In an effort to give parents greater choice in their child’s education, public school districts in Georgia have come up with a variety of options from magnets to charters to transfers.
But the zeal for choice has outstripped the options in some districts. AJC education writer Rose French reports DeKalb has seen a steady increase in transfer applicants. For school year 2013-14, the system received approximately 14,750 applications, with 5,500 approved. For the latest school year, 2015-16, French found there were 16,000 applications, with nearly 6,400 approved.
Credit: Maureen Downey
Credit: Maureen Downey
Ditto for Cobb where French learned the district received 999 applications for the 2012-2013 school year and accommodated 672. For the 2015-2016 school year, the district received 2,794 applications and can accommodate 1,768.
Here is an excerpt from French's MyAJC.com story on the challenges parents face when they want to make a choice outside their zoned school:
By Rose French
In many districts, more students are applying to transfer to high-performing schools than the number of available spaces. "I don't think it's (school choice) a reality at all," said one frustrated Cobb County parent who said her transfer requests for her son and daughter were denied with little explanation.

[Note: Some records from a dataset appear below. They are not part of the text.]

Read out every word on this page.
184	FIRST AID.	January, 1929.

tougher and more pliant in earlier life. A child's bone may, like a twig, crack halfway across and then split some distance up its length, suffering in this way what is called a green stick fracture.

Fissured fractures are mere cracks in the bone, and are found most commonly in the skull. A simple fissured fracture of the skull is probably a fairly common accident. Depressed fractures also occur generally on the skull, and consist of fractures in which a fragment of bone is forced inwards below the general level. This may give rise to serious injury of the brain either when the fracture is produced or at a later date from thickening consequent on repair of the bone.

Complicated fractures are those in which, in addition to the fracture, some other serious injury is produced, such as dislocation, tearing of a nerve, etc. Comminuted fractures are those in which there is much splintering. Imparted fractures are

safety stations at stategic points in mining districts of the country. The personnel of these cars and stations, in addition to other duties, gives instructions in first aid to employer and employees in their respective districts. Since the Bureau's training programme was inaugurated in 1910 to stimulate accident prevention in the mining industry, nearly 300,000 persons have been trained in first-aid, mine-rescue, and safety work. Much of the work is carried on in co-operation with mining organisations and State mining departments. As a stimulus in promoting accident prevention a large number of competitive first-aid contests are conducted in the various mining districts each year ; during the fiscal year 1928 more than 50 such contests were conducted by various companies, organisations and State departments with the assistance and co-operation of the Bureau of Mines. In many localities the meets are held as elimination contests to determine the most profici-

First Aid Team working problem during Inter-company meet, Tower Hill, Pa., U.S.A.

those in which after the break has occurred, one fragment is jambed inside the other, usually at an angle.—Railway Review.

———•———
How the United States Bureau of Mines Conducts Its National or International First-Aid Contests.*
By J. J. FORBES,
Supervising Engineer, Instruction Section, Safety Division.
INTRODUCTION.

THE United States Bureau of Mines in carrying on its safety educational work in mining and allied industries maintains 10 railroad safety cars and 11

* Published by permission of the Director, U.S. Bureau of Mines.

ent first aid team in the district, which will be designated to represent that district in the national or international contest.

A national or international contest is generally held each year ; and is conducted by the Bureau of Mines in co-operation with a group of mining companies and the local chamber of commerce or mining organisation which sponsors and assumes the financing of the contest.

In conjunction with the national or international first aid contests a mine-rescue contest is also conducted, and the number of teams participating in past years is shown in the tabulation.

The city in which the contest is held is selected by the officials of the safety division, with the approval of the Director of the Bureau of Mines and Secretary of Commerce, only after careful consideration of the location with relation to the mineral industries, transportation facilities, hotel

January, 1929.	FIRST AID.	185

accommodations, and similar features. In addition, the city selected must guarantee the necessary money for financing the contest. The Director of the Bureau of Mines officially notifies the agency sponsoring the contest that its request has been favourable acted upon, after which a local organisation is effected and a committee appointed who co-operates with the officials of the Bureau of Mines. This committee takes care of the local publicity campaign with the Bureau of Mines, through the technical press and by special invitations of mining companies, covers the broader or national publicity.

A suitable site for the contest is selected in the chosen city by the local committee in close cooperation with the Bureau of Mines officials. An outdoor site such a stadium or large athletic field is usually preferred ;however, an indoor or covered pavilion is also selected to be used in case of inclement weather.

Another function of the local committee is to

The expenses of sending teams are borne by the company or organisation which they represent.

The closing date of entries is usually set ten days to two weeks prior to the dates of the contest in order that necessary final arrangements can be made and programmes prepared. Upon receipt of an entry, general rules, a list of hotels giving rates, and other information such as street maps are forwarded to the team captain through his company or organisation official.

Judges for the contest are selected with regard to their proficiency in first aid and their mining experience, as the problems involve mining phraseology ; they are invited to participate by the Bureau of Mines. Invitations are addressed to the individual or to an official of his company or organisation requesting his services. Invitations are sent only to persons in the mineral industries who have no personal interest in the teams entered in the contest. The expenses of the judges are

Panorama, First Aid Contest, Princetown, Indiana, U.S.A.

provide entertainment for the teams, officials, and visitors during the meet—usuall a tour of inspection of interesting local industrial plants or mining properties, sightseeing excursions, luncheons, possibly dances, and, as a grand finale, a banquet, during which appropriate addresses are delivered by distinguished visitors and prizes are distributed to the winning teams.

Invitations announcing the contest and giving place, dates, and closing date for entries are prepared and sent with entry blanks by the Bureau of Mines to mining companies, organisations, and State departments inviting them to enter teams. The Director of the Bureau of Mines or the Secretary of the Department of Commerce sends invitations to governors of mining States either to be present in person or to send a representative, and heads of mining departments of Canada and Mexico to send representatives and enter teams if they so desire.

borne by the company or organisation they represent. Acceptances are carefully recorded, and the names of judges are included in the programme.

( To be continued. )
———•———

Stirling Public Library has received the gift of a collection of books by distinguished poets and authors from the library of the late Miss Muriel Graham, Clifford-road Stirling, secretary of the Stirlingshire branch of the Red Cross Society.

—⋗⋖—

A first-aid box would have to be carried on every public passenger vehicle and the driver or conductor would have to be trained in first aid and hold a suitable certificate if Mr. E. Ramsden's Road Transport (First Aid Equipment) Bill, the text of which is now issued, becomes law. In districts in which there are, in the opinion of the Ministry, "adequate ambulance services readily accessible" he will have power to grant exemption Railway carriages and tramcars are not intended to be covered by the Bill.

As demand for choice increases, parents complain they are not told enough about how the schools make the decisions. School leaders in Cobb are reviewing their policies, and DeKalb officials have said changes are coming, after complaints from parents calling for greater transparency.
State legislation in recent years has pushed for more charter schools and alternatives to the traditional public school model, but state educators and others say they have not seen enough high-qualified groups applying for charter schools to fill the demand.
Cobb parents can apply to move their children out of poor-performing schools, but if they don't get in via the district's lottery system, they're put on a waiting list. However, parents say they're not told where they rank on the list and are rejected without knowing how school officials came to their decision.
In DeKalb, parents are angered by the selection process for the county's magnet schools and say they want to see the program expand or go away altogether. This year, a new computer-generated lottery system to select students for the magnet program omitted some students by mistakenly classifying them as living outside the district. For other students, the system dropped grades from their profile.
Telling parents where they rank on waiting lists and giving as much information as possible about the school-choice process is "fundamental," said Claire Smrekar, associate professor of education and public policy at Vanderbilt University, who has written extensively about school choice. "It gives most parents some degree of assurance that this system is fair, consistent.”
Cobb school board member David Morgan says schools should have uniform criteria or a formula for deciding if they have space for children trying to transfer, and Cobb schools don't.
Parents sometimes face desperate decisions trying to get their children out of failing schools. Karen Armstrong says she had little choice but to sign over temporary guardianship of her son to her sister, to keep him attending a high-performing school in East Cobb. Armstrong moved from East Cobb to Powder Springs in South Cobb when she married nearly five years ago, and she said her middle school-age son was being bullied and not getting the attention he needed from teachers at the lower-performing South Cobb school. So her son went to live with her sister for a year so he could finish out middle school in East Cobb.
Armstrong said she has also tried to get her 6-year-old daughter into higher-performing schools outside her attendance zone and been denied. Armstrong and other parents argue that if a certain number of students want to get into a school, education officials should accommodate them with space and enough teachers so class sizes do not get too big.
Morgan points out that Cobb doesn't consider trailers on school property as available "space" but says they should. "As a parent, if I make a choice that a particular school is in my child's best interest, and there's a phenomenal teacher that happens to be teaching in a trailer, put my child there."